Antwerp uses ped/bike-friendly streets to facilitate car-free mobility from its historic train station into the city center and to cultural, historic, entertainment, and other destinations. Similarly, Brussels has gained attention as a walkable city by removing cars from Grand Place and streets throughout the downtown and by creating a 60 km pedestrianized Green Promenade around the entire city.

Throughout our month in these seven cities, I saw lots of bicycling misbehavior including blowing through stop signs, tailgating, and, or course, pedaling at unsafe speeds. I was both amazed and horrified by the sight of long lines of fast-moving cyclists crossing each others’ paths with only inches to spare, reminding me of a real-life version of the Frogger video game. Yet, despite the speed and daring-do on the part of parents with kids in the cargo bikes and office workers in suits and dresses, I did not see a single cycle crash or even hear a single word of profanity.

Similarly, car drivers in these cities seemed reconciled to coexisting with bike traffic, yielding to cyclists without honking, swearing, or exhibiting any other form of road rage. No doubt the transition from car-centricity was not smooth. I assume that huge amounts of political capital were spent dealing with drivers objecting to relinquishing some of the public space they used to hog.
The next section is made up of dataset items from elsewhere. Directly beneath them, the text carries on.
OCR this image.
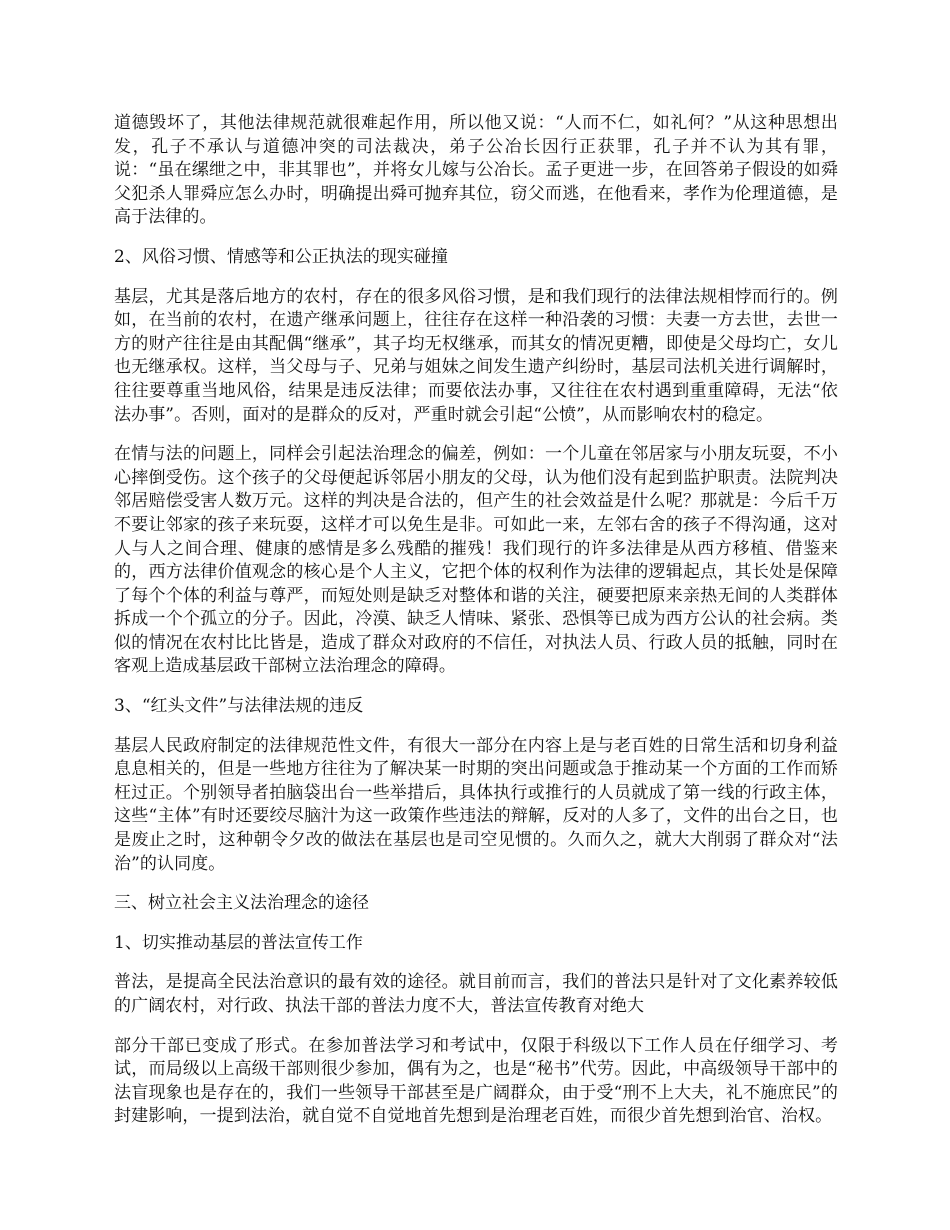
道德毁坏了，其他法律规范就很难起作用，所以他又说：“人而不仁，如礼何？”从这种思想出发，孔子不承认与道德冲突的司法裁决，弟子公冶长因行正获罪，孔子并不认为其有罪，说：“虽在缧绁之中，非其罪也”，并将女儿嫁与公冶长。孟子更进一步，在回答弟子假设的如舜父犯杀人罪舜应怎么办时，明确提出舜可抛弃其位，窃父而逃，在他看来，孝作为伦理道德，是高于法律的。

2、风俗习惯、情感等和公正执法的现实碰撞

基层，尤其是落后地方的农村，存在的很多风俗习惯，是和我们现行的法律法规相悖而行的。例如，在当前的农村，在遗产继承问题上，往往存在这样一种沿袭的习惯：夫妻一方去世，去世一方的财产往往是由其配偶“继承”，其子均无权继承，而其女的情况更糟，即使是父母均亡，女儿也无继承权。这样，当父母与子、兄弟与姐妹之间发生遗产纠纷时，基层司法机关进行调解时，往往要尊重当地风俗，结果是违反法律；而要依法办事，又往往在农村遇到重重障碍，无法“依法办事”。否则，面对的是群众的反对，严重时就会引起“公愤”，从而影响农村的稳定。

在情与法的问题上，同样会引起法治理念的偏差，例如：一个儿童在邻居家与小朋友玩耍，不小心摔倒受伤。这个孩子的父母便起诉邻居小朋友的父母，认为他们没有起到监护职责。法院判决邻居赔偿受害人数万元。这样的判决是合法的，但产生的社会效益是什么呢？那就是：今后千万不要让邻家的孩子来玩耍，这样才可以免生是非。可如此一来，左邻右舍的孩子不得沟通，这对人与人之间合理、健康的感情是多么残酷的摧残！我们现行的许多法律是从西方移植、借鉴来的，西方法律价值观念的核心是个人主义，它把个体的权利作为法律的逻辑起点，其长处是保障了每个个体的利益与尊严，而短处则是缺乏对整体和谐的关注，硬要把原来亲热无间的人类群体拆成一个个孤立的分子。因此，冷漠、缺乏人情味、紧张、恐惧等已成为西方公认的社会病。类似的情况在农村比比皆是，造成了群众对政府的不信任，对执法人员、行政人员的抵触，同时在客观上造成基层政干部树立法治理念的障碍。

3、“红头文件”与法律法规的违反

基层人民政府制定的法律规范性文件，有很大一部分在内容上是与老百姓的日常生活和切身利益息息相关的，但是一些地方往往为了解决某一时期的突出问题或急于推动某一个方面的工作而矫枉过正。个别领导者拍脑袋出台一些举措后，具体执行或推行的人员就成了第一线的行政主体，这些“主体”有时还要绞尽脑汁为这一政策作些违法的辩解，反对的人多了，文件的出台之日，也是废止之时，这种朝令夕改的做法在基层也是司空见惯的。久而久之，就大大削弱了群众对“法治”的认同度。

三、树立社会主义法治理念的途径

1、切实推动基层的普法宣传工作

普法，是提高全民法治意识的最有效的途径。就目前而言，我们的普法只是针对了文化素养较低的广阔农村，对行政、执法干部的普法力度不大，普法宣传教育对绝大

部分干部已变成了形式。在参加普法学习和考试中，仅限于科级以下工作人员在仔细学习、考试，而局级以上高级干部则很少参加，偶有为之，也是“秘书”代劳。因此，中高级领导干部中的法盲现象也是存在的，我们一些领导干部甚至是广阔群众，由于受“刑不上大夫，礼不施庶民”的封建影响，一提到法治，就自觉不自觉地首先想到是治理老百姓，而很少首先想到治官、治权。
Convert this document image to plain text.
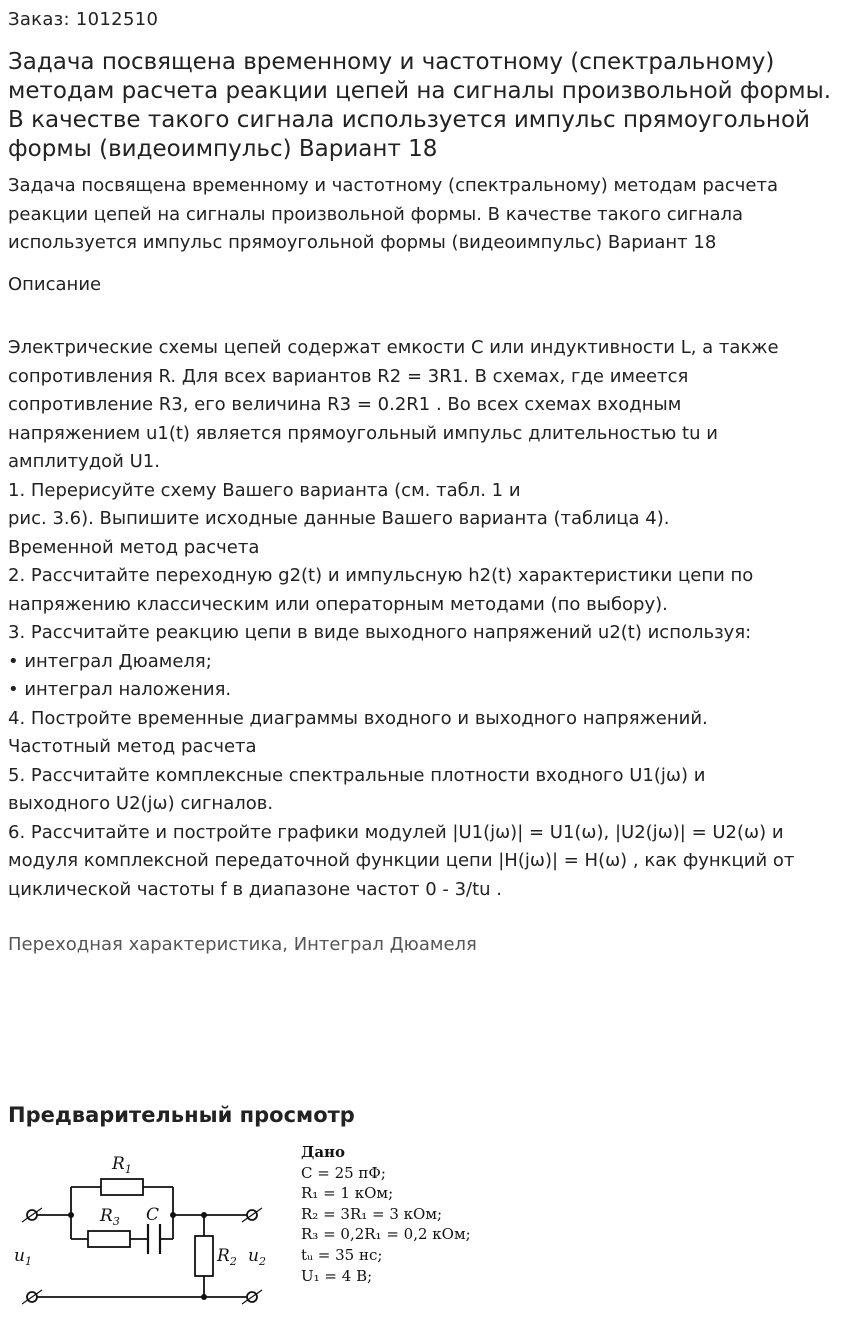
Заказ: 1012510
Задача посвящена временному и частотному (спектральному) методам расчета реакции цепей на сигналы произвольной формы. В качестве такого сигнала используется импульс прямоугольной формы (видеоимпульс) Вариант 18

Задача посвящена временному и частотному (спектральному) методам расчета реакции цепей на сигналы произвольной формы. В качестве такого сигнала используется импульс прямоугольной формы (видеоимпульс) Вариант 18

Описание
Электрические схемы цепей содержат емкости C или индуктивности L, а также
сопротивления R. Для всех вариантов R2 = 3R1. В схемах, где имеется
сопротивление R3, его величина R3 = 0.2R1 . Во всех схемах входным
напряжением u1(t) является прямоугольный импульс длительностью tu и
амплитудой U1.
1. Перерисуйте схему Вашего варианта (см. табл. 1 и
рис. 3.6). Выпишите исходные данные Вашего варианта (таблица 4).
Временной метод расчета
2. Рассчитайте переходную g2(t) и импульсную h2(t) характеристики цепи по
напряжению классическим или операторным методами (по выбору).
3. Рассчитайте реакцию цепи в виде выходного напряжений u2(t) используя:
• интеграл Дюамеля;
• интеграл наложения.
4. Постройте временные диаграммы входного и выходного напряжений.
Частотный метод расчета
5. Рассчитайте комплексные спектральные плотности входного U1(jω) и
выходного U2(jω) сигналов.
6. Рассчитайте и постройте графики модулей |U1(jω)| = U1(ω), |U2(jω)| = U2(ω) и
модуля комплексной передаточной функции цепи |H(jω)| = H(ω) , как функций от
циклической частоты f в диапазоне частот 0 - 3/tu .
Переходная характеристика, Интеграл Дюамеля
Предварительный просмотр
$R_1$
$R_3$ C
$R_2$
$u_1$	$u_2$
Дано
C = 25 пФ;
R₁ = 1 кОм;
R₂ = 3R₁ = 3 кОм;
R₃ = 0,2R₁ = 0,2 кОм;
tᵤ = 35 нс;
U₁ = 4 В;
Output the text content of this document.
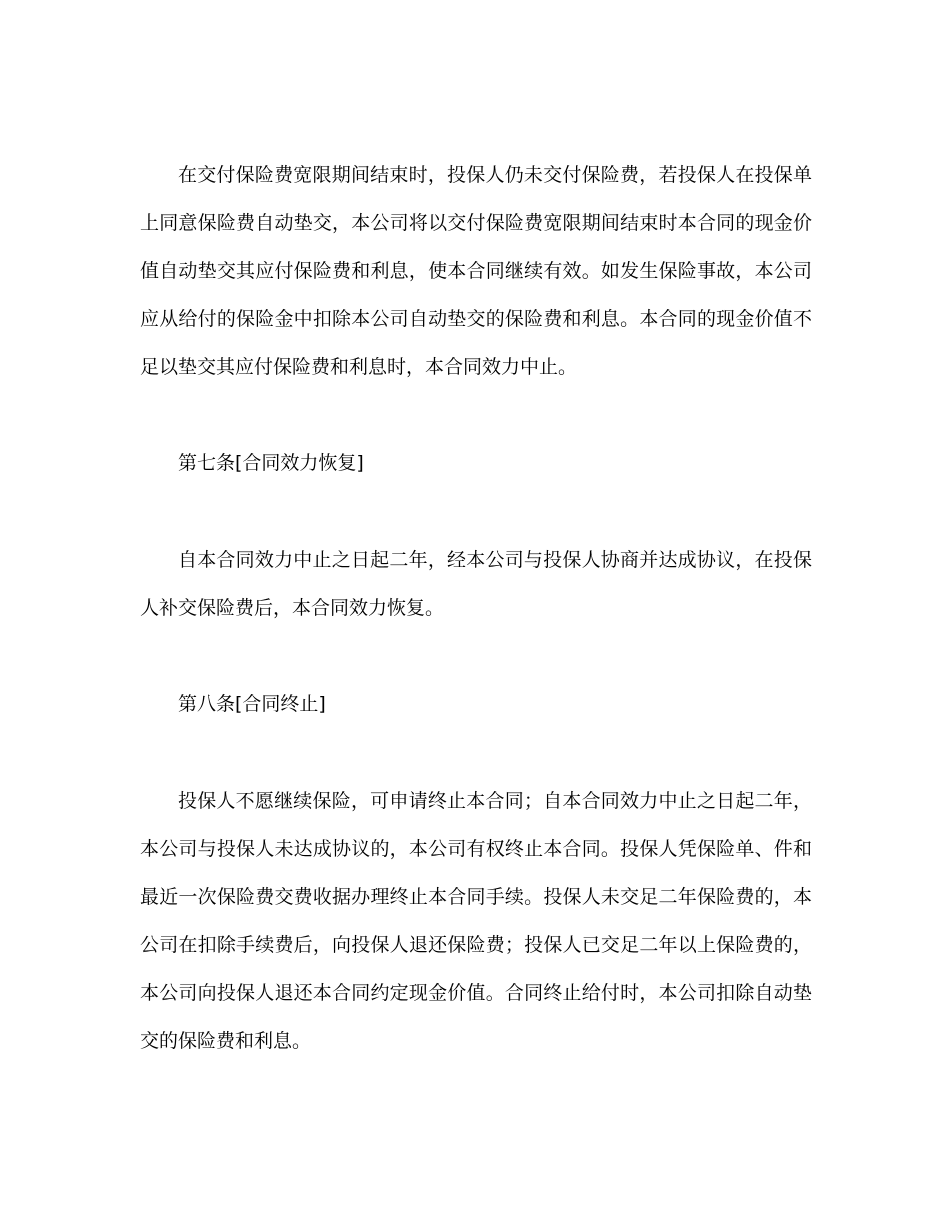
在交付保险费宽限期间结束时，投保人仍未交付保险费，若投保人在投保单上同意保险费自动垫交，本公司将以交付保险费宽限期间结束时本合同的现金价值自动垫交其应付保险费和利息，使本合同继续有效。如发生保险事故，本公司应从给付的保险金中扣除本公司自动垫交的保险费和利息。本合同的现金价值不足以垫交其应付保险费和利息时，本合同效力中止。

第七条[合同效力恢复]

自本合同效力中止之日起二年，经本公司与投保人协商并达成协议，在投保人补交保险费后，本合同效力恢复。

第八条[合同终止]

投保人不愿继续保险，可申请终止本合同；自本合同效力中止之日起二年，本公司与投保人未达成协议的，本公司有权终止本合同。投保人凭保险单、件和最近一次保险费交费收据办理终止本合同手续。投保人未交足二年保险费的，本公司在扣除手续费后，向投保人退还保险费；投保人已交足二年以上保险费的，本公司向投保人退还本合同约定现金价值。合同终止给付时，本公司扣除自动垫交的保险费和利息。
But from my outsider’s perspective, I returned to the car-centric streets of Los Angeles imagining that drivers in these seven cities are accepting, perhaps grudgingly, that bikes and pedestrians have a right to part of the roadway and, in the words of the Copenhagen plan, that cycling creates more livable cities.

So, while recognizing that my “evidence” is limited and purely anecdotal, I am willing to believe that cycling, and ecomobility in general, might actually have the power to change people, at least a little bit.

About the author

Rick Pruetz

Rick Pruetz, FAICP, is Vice President of the Ecocity Builders Board and an urban planner who writes about sustainability, most recently Ecocity Snapshots: Learning from Europe’s Greenest Places and Smart Climate Action through Transfer of Development Rights.